APÓS ROLAREM PARA dentro do buraco, ambos se deixaram ficar por alguns minutos a fim de se refazer do susto. A voz grave de Dukat encheu o ar com indisfarçado tom de reprovação e censura.

- Definitivamente você cultiva o péssimo hábito de não medir as conseqüências de seus atos.

- Apenas pensava em nosso bem-estar – respondeu, com a voz estranhamente arrastada.

- Por uma caixa de rações Cardassianas que tanto abomina?! Eu deveria ter previsto! – exclamou incrédulo. Uma rápida pausa seguida de uma respiração profunda foi o tempo necessário para que o tulgryn indagasse.

- Você está bem?

- Aa...cho que sim... – respondeu tentando levantar-se e desistindo no mesmo instante em que sentiu uma tontura acompanhada de uma desconfortável dormência em seu ombro. Levou a mão até o local constatando o sangramento e não era só isso...

- Creio que falei cedo demais! – disse morosamente olhando para o firmamento escuro e opaco.

O militar imediatamente juntou-se a ela percebendo a nódoa vermelha empapada na blusa grossa que vestia.

- Deixe-me ver – disse de forma gentil, como se falasse a uma criança.

Cautelosamente Dukat verificou se havia algum deslocamento ou tendão rompido no ombro ligeiramente deformado pelo inchaço.

- Não parece estar deslocado – constatou experimentando delicadamente em várias posições o braço esquerdo da médica.

Anarys sacudiu ligeiramente a cabeça.

- Mal consigo sentir o ombro... Tenho vertigem e... Com... Sono. Maldita criatura envenenou-me!

- É o que parece – respondeu o militar apressando-se em buscar o kit de primeiros-socorros – Volto já.

- Não se preocupe não vou a lugar algum – tentou brincar, notando a fala enrolada como se tivesse ingerido um tonel inteiro de kanar[1].
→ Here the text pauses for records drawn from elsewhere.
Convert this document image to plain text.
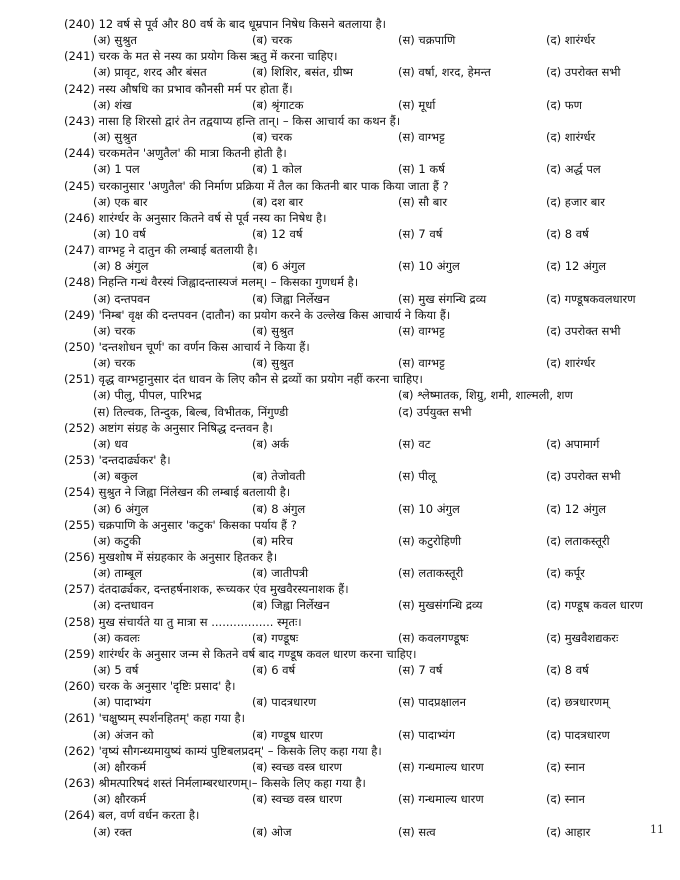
(240) 12 वर्ष से पूर्व और 80 वर्ष के बाद धूम्रपान निषेध किसने बतलाया है।
(अ) सुश्रुत	(ब) चरक	(स) चक्रपाणि	(द) शारंर्ग्धर
(241) चरक के मत से नस्य का प्रयोग किस ऋतु में करना चाहिए।
(अ) प्रावृट, शरद और बंसत	(ब) शिशिर, बसंत, ग्रीष्म	(स) वर्षा, शरद, हेमन्त	(द) उपरोक्त सभी
(242) नस्य औषधि का प्रभाव कौनसी मर्म पर होता हैं।
(अ) शंख	(ब) श्रृंगाटक	(स) मूर्धा	(द) फण
(243) नासा हि शिरसो द्वारं तेन तद्वयाप्य हन्ति तान्। – किस आचार्य का कथन हैं।
(अ) सुश्रुत	(ब) चरक	(स) वाग्भट्ट	(द) शारंर्ग्धर
(244) चरकमतेन 'अणुतैल' की मात्रा कितनी होती है।
(अ) 1 पल	(ब) 1 कोल	(स) 1 कर्ष	(द) अर्द्ध पल
(245) चरकानुसार 'अणुतैल' की निर्माण प्रक्रिया में तैल का कितनी बार पाक किया जाता हैं ?
(अ) एक बार	(ब) दश बार	(स) सौ बार	(द) हजार बार
(246) शारंर्ग्धर के अनुसार कितने वर्ष से पूर्व नस्य का निषेध है।
(अ) 10 वर्ष	(ब) 12 वर्ष	(स) 7 वर्ष	(द) 8 वर्ष
(247) वाग्भट्ट ने दातुन की लम्बाई बतलायी है।
(अ) 8 अंगुल	(ब) 6 अंगुल	(स) 10 अंगुल	(द) 12 अंगुल
(248) निहन्ति गन्धं वैरस्यं जिह्वादन्तास्यजं मलम्। – किसका गुणधर्म है।
(अ) दन्तपवन	(ब) जिह्वा निर्लेखन	(स) मुख संगन्धि द्रव्य	(द) गण्डूषकवलधारण
(249) 'निम्ब' वृक्ष की दन्तपवन (दातौन) का प्रयोग करने के उल्लेख किस आचार्य ने किया हैं।
(अ) चरक	(ब) सुश्रुत	(स) वाग्भट्ट	(द) उपरोक्त सभी
(250) 'दन्तशोधन चूर्ण' का वर्णन किस आचार्य ने किया हैं।
(अ) चरक	(ब) सुश्रुत	(स) वाग्भट्ट	(द) शारंर्ग्धर
(251) वृद्ध वाग्भट्टानुसार दंत धावन के लिए कौन से द्रव्यों का प्रयोग नहीं करना चाहिए।
(अ) पीलु, पीपल, पारिभद्र	(ब) श्लेष्मातक, शिग्रु, शमी, शाल्मली, शण
(स) तिल्वक, तिन्दुक, बिल्ब, विभीतक, निंगुण्डी	(द) उर्पयुक्त सभी
(252) अष्टांग संग्रह के अनुसार निषिद्ध दन्तवन है।
(अ) धव	(ब) अर्क	(स) वट	(द) अपामार्ग
(253) 'दन्तदार्ढ्यकर' है।
(अ) बकुल	(ब) तेजोवती	(स) पीलू	(द) उपरोक्त सभी
(254) सुश्रुत ने जिह्वा निंलेखन की लम्बाई बतलायी है।
(अ) 6 अंगुल	(ब) 8 अंगुल	(स) 10 अंगुल	(द) 12 अंगुल
(255) चक्रपाणि के अनुसार 'कटुक' किसका पर्याय हैं ?
(अ) कटुकी	(ब) मरिच	(स) कटुरोहिणी	(द) लताकस्तूरी
(256) मुखशोष में संग्रहकार के अनुसार हितकर है।
(अ) ताम्बूल	(ब) जातीपत्री	(स) लताकस्तूरी	(द) कर्पूर
(257) दंतदार्ढ्यकर, दन्तहर्षनाशक, रूच्यकर एंव मुखवैरस्यनाशक हैं।
(अ) दन्तधावन	(ब) जिह्वा निर्लेखन	(स) मुखसंगन्धि द्रव्य	(द) गण्डूष कवल धारण
(258) मुख संचार्यते या तु मात्रा स ................. स्मृतः।
(अ) कवलः	(ब) गण्डूषः	(स) कवलगण्डूषः	(द) मुखवैशद्यकरः
(259) शारंर्ग्धर के अनुसार जन्म से कितने वर्ष बाद गण्डूष कवल धारण करना चाहिए।
(अ) 5 वर्ष	(ब) 6 वर्ष	(स) 7 वर्ष	(द) 8 वर्ष
(260) चरक के अनुसार 'दृष्टिः प्रसाद' है।
(अ) पादाभ्यंग	(ब) पादत्रधारण	(स) पादप्रक्षालन	(द) छत्रधारणम्
(261) 'चक्षुष्यम् स्पर्शनहितम्' कहा गया है।
(अ) अंजन को	(ब) गण्डूष धारण	(स) पादाभ्यंग	(द) पादत्रधारण
(262) 'वृष्यं सौगन्ध्यमायुष्यं काम्यं पुष्टिबलप्रदम्' – किसके लिए कहा गया है।
(अ) क्षौरकर्म	(ब) स्वच्छ वस्त्र धारण	(स) गन्धमाल्य धारण	(द) स्नान
(263) श्रीमत्पारिषदं शस्तं निर्मलाम्बरधारणम्।– किसके लिए कहा गया है।
(अ) क्षौरकर्म	(ब) स्वच्छ वस्त्र धारण	(स) गन्धमाल्य धारण	(द) स्नान
(264) बल, वर्ण वर्धन करता है।
(अ) रक्त	(ब) ओज	(स) सत्व	(द) आहार	11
De volta com o estojo médico, Dukat sabia exatamente que o fazer.  Precisava neutralizar a ação do veneno, não permitindo que o mesmo chegasse em quantidade suficiente ao coração da Bajoriana, provocando sua morte.  Procurou pelo antídoto e preparou o instrumento injetor com ele.  Virou delicadamente para o lado sua cabeça e inoculou o medicamento na jugular, esperando por alguma reação.

Os olhos da Bajoriana começavam a vidrar, pupilas dilatadas e a respiração já bastante imperceptível.  Em um ato de raro descontrole, Dukat aplicou nova dose do antídoto, mas desta vez diretamente no coração.  Em seguida apanhou uma pinça, e com um movimento rápido rasgou a blusa da médica na altura do ferimento expondo parte de seu seio esquerdo. Ativou o instrumento e pôs-se a explorar a ferida em busca da unha do felino responsável por seu envenenamento. O oficial sabia que um horricat por vezes, ao abater sua caça, procurava inocular a toxina depositada em suas unhas com o intuito de paralisar gradativamente a vítima, facilitando assim seu trabalho.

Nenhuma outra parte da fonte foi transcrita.